Das Experten-Duo Günther Netzer und Gerhard Delling ist nach der WM Geschichte. Andere Kenner des Fachs wollen in ihre Fußstapfen treten.

Port Elizabeth/Hamburg. Ohne Sticheleien geht es auch in den letzten gemeinsamen Tagen nicht. „Sie sind ja der Mann fürs Rustikale“, grantelte Günter Netzer mit gespielter Abscheu. Und:„Diese dumme Frage braucht eine dumme Antwort.“ Gerhard Delling, der vermeintlich dumme Fragesteller, konterte später, mit Blick auf das Ende der gemeinsamen Auftritte mit seinem kongenialen Partner: „Ich muss ihn motivieren. Das ist gar nicht so einfach.“

Netzer und Delling drehen in Südafrika ihre Ehrenrunden, am 10. Juli ist endgültig Schluss. Die Großmeister der gemeinsamen Fußball-Moderation beenden ihre TV-Zusammenarbeit nach zwei weiteren Viertelfinals und einem Halbfinale beim Spiel um Platz drei in Port Elizabeth.

Netzers trockener Humor aus der Tiefe des Hirns ist in der Fußball-Fernseh-Branche einmalig. Im Zusammenspiel mit dem gelernten Redakteur Delling ergaben sich verbale Doppelpässe, die auch journalistisch und fußball-faktisch höchsten Ansprüchen genügen. Nur hin und wieder machten sie Späße um ihrer selbst willen. Netzer und Delling kultivierten den Schlagabtausch mit dem künstlich beibehaltenem Sie. Abseits der Kamera sind sie schon seit längerem auch privat miteinander verbunden. „Ohne die Freundschaft wäre das nicht möglich gewesen“, erklärte Netzer. „Mit einem Neutrum kann ich nicht an die Grenze gehen – bis zur Beleidigung.“

Hemmungen hatte Netzer in der Tat wenig. „Er teilt ja auch gerne aus“, sagte der Ex-Nationalspieler über seinen Partner Delling. Netzer ist sich bei der Frage nach den munteren Wortwechseln sicher: „Das war nur möglich, weil wir authentisch sind.“ Über sich selber sagte er:„Ich bin kein Show-Mann.“ Trotzdem wurden er und Delling mehrfach geehrt, unter anderem mit dem Grimme-Preis. Inwieweit die kleinen verbalen Scharmützel, die den Unterhaltungswert ja erst ausmachten, abgesprochen, vorbereitet oder spontan waren – das bleibt der Fantasie der Zuschauer überlassen.

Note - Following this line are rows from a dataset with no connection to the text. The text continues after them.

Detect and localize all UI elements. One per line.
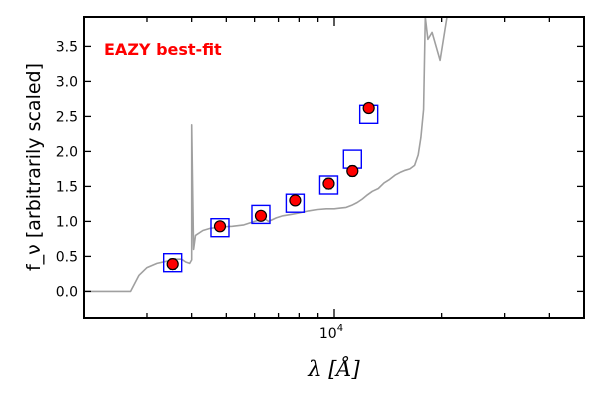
model-photometry-square (318, 175, 339, 195)
y-tick-label: 1.0 (56, 214, 78, 230)
x-tick-label: 104 (319, 323, 343, 342)
model-spectrum-layer (84, 17, 450, 293)
y-tick-label: 2.5 (56, 109, 78, 125)
observed-point (322, 177, 335, 190)
observed-point (254, 209, 268, 222)
model-photometry-square (210, 217, 230, 238)
y-tick-label: 2.0 (56, 144, 78, 160)
axis-tick-layer: 0.0 0.5 1.0 1.5 2.0 2.5 3.0 3.5 104 (56, 17, 584, 342)
data-marker-layer (162, 101, 379, 273)
model-photometry-square (251, 204, 271, 225)
model-photometry-square (285, 193, 306, 213)
observed-point (166, 258, 179, 271)
y-tick-label: 3.5 (56, 39, 78, 55)
y-axis-label: f_ν [arbitrarily scaled] (23, 63, 45, 271)
model-photometry-square (162, 252, 183, 273)
fit-annotation: EAZY best-fit (104, 40, 222, 59)
plot-frame (83, 16, 585, 319)
observed-point (362, 101, 375, 115)
observed-point (289, 194, 302, 207)
y-tick-label: 0.5 (56, 249, 78, 265)
observed-point (213, 220, 227, 233)
model-spectrum-line (84, 17, 450, 293)
x-axis-label: λ [Å] (307, 356, 360, 381)
y-tick-label: 3.0 (56, 74, 78, 90)
y-tick-label: 0.0 (56, 284, 78, 300)
y-tick-label: 1.5 (56, 179, 78, 195)
observed-point (346, 164, 359, 178)
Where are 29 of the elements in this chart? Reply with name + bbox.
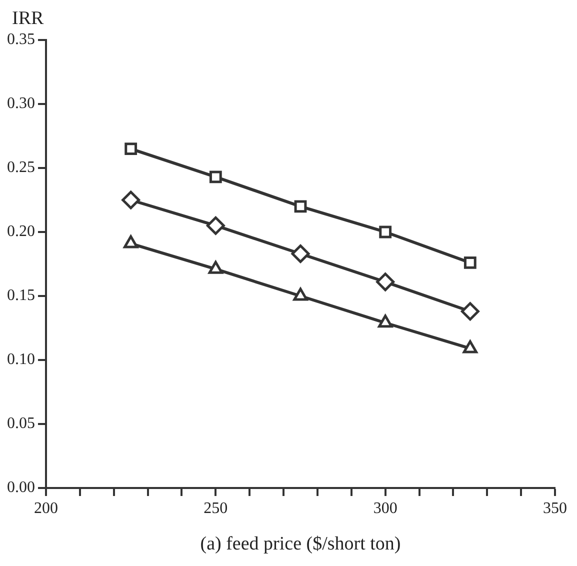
y-tick-label: 0.05	[7, 415, 35, 432]
point	[122, 190, 140, 210]
point	[293, 288, 308, 301]
point	[379, 226, 392, 238]
point	[209, 170, 222, 184]
y-tick-label: 0.35	[7, 31, 35, 48]
point	[124, 142, 138, 155]
y-tick-label: 0.20	[7, 223, 35, 240]
point	[460, 302, 480, 321]
point	[124, 235, 138, 248]
x-tick-label: 200	[34, 500, 58, 517]
x-tick-label: 300	[373, 500, 398, 517]
point	[376, 272, 395, 292]
point	[294, 200, 307, 213]
y-tick-label: 0.25	[7, 159, 35, 176]
point	[464, 256, 476, 269]
point	[291, 244, 310, 264]
y-tick-label: 0.15	[7, 287, 35, 304]
x-axis-title: (a) feed price ($/short ton)	[200, 534, 401, 555]
y-tick-label: 0.10	[7, 351, 35, 368]
point	[206, 216, 225, 235]
point	[208, 260, 223, 274]
x-tick-label: 250	[204, 500, 228, 517]
point	[462, 340, 478, 354]
point	[378, 314, 393, 328]
y-tick-label: 0.30	[7, 95, 35, 112]
y-tick-label: 0.00	[7, 479, 35, 496]
x-tick-label: 350	[543, 500, 567, 517]
y-axis-title: IRR	[12, 8, 44, 30]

FRISCH GESTÄRKT UND DAMPFGEBÜGELT

Sicher aber wirkten sie bei den meisten ähnlich wie beim neuen ARD-Experten Mehmet Scholl: „Die haben mich immer sehr amüsiert. Das war wie Kino.“ Der Ex-Bayern-Star tritt im Duo mit Reinhold Beckmann auf und konnte durch sein ungekünstelte und ehrliche Art schon viele Sympathiepunkte gewinnen.

Das Zweite wartete dagegen mit einer Premiere auf – und die ist weiblich. Mit Katrin Müller-Hohenstein hat das ZDF erstmals bei einer Fußball-WM eine Frau auf der Moderatoren-Position. Die 44-Jährige, seit längerem Sportstudio-Moderatorin, analysiert die Spiele zusammen mit Co-Moderator Oliver Kahn. „Der ist locker, gelöst – und obendrein noch klug“, schwärmt sie. „Wie kaum ein anderer ist Olli in der Lage, sich in jede Situation als Spieler hineinzuversetzen. Er hat ja fast alles selber erlebt.“

In der Beliebtheitsskala steht auch RTL-Experte Jürgen Klopp immer weit oben. 2006 war der Bundesliga-Trainer der Shooting-Star unter den TV-Experten. Damals trainierte er Mainz 05 und trat für das ZDF an, jetzt arbeitet er für Borussia Dortmund und an der Seite von Günther Jauch.

Der Kölner Privatsender hat auch Jürgen Klinsmann verpflichtet. Der frühere Bundestrainer ist am Kap zudem für den amerikanischen Sportsender ESPN und die britische BBC tätig. Seine Experten-Aufgabe interpretiert der Weltmeister von 1990 recht eigenwillig. „Ich will nicht kritisieren oder Polemik reinbringen. Ich möchte rüberbringen, warum gewisse Dinge passieren“, erläutert Klinsmann seinen Job.